The novel antidyskinetic drug sarizotan elicits different functional responses at human D2-like dopamine receptors

Sarizotan (EMD 128130) is a chromane derivative that exhibits affinity at serotonin and dopamine receptors. Sarizotan effectively suppresses levodopa-induced dyskinesia in primate and rodent models of Parkinson's disease, and tardive dyskinesia in a rodent model. Results from clinical trials suggest that sarizotan significantly alleviates levodopa-induced dyskinesia. The functional effects of sarizotan on individual dopamine receptor subtypes are not known.
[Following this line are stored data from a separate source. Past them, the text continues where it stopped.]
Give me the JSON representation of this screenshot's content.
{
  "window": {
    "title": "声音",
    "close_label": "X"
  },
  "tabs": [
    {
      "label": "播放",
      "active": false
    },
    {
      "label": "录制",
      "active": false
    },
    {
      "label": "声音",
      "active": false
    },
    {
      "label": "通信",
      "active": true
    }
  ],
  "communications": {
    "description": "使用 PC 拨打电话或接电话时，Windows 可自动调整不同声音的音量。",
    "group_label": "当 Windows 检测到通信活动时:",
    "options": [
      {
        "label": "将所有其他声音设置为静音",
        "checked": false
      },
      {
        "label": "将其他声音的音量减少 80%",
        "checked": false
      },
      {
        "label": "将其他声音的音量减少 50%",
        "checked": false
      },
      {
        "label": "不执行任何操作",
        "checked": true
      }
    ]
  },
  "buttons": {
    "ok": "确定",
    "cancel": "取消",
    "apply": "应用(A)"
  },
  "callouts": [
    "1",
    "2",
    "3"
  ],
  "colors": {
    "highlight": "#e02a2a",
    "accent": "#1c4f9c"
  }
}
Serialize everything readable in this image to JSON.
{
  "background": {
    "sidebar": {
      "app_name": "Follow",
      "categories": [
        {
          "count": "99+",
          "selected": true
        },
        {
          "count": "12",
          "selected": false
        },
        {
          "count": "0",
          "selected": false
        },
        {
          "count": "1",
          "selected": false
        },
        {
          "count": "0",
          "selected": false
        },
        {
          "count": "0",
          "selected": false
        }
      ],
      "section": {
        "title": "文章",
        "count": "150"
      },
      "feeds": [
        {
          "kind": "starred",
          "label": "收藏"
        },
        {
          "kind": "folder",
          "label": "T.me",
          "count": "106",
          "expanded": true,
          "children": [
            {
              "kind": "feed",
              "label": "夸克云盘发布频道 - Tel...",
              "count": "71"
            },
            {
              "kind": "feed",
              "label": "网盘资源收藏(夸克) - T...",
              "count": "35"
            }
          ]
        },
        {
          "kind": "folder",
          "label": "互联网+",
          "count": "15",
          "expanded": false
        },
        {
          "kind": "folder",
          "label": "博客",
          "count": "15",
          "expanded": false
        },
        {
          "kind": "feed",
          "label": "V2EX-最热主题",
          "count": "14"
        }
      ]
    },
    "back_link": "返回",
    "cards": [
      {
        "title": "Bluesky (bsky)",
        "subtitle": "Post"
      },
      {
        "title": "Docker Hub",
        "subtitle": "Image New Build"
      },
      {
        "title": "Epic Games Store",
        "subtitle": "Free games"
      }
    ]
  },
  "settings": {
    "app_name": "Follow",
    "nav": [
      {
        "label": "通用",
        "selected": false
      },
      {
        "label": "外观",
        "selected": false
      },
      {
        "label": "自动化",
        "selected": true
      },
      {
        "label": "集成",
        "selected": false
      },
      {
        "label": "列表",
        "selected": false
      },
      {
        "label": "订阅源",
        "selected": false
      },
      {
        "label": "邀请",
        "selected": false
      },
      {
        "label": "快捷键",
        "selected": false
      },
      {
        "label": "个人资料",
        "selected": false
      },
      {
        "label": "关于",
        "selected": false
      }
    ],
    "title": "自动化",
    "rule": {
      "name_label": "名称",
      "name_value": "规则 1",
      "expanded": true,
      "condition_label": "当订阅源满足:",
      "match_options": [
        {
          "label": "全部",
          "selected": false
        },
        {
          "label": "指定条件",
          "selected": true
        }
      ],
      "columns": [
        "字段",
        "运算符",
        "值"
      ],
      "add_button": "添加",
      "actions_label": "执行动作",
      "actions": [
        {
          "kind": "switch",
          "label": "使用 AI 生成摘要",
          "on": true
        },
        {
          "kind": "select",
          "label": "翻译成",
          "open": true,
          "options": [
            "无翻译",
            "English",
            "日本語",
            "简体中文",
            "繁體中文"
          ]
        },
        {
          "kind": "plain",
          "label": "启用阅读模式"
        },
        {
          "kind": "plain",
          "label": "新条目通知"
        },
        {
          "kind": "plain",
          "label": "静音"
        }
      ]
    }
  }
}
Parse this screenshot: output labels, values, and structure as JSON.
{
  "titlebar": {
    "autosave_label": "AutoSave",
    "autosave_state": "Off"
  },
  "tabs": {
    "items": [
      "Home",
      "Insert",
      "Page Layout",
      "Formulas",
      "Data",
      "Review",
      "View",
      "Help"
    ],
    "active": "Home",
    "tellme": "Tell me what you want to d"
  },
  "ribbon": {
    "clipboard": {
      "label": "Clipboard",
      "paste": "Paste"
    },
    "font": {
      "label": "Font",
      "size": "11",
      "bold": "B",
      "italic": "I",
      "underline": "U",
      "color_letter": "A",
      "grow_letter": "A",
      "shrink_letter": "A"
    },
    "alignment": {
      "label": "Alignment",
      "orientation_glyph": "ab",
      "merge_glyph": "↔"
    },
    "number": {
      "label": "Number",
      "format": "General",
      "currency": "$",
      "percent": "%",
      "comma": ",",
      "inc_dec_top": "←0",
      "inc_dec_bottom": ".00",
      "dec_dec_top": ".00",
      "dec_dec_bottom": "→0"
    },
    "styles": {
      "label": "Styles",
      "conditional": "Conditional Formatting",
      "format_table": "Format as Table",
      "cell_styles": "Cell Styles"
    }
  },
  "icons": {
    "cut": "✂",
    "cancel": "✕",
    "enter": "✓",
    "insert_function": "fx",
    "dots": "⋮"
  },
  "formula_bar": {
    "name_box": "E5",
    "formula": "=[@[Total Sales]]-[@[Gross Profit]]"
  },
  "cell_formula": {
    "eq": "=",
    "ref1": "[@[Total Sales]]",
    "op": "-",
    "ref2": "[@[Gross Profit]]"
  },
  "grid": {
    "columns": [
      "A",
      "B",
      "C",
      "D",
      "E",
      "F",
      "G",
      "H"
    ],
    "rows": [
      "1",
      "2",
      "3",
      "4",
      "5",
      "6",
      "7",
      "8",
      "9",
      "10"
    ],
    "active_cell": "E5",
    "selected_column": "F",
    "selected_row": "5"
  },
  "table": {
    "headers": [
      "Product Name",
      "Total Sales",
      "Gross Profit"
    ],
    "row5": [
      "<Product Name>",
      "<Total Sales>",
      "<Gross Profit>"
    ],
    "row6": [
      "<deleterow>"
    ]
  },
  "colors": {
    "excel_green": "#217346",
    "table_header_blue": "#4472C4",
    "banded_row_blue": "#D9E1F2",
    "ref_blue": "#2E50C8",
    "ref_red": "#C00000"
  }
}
Here we report the functional effects of sarizotan on human D2-like dopamine receptors (D2S, D2L, D3, D4.2 and D4.4) individually expressed in the AtT-20 neuroendocrine cell line. Using the coupling of D2-like dopamine receptors to G-protein coupled inward rectifier potassium channels we determined that sarizotan is a full agonist at D3 and D4.4 receptors (EC50 = 5.6 and 5.4 nM, respectively) but a partial agonist at D2S, D2L and D4.2 receptors (EC50 = 29, 23 and 4.5 nM, respectively). Consistent with its partial agonist property, sarizotan is an antagonist at D2S and D2L receptors (IC50 = 52 and 121 nM, respectively). Using the coupling of D2-like dopamine receptors to adenylyl cyclase we determined that sarizotan is a full agonist at D2L, D3, D4.2 and D4.4 receptors (EC50 = 0.51, 0.47, 0.48 and 0.23 nM, respectively) but a partial agonist at D2S receptors (EC50 = 0.6 nM).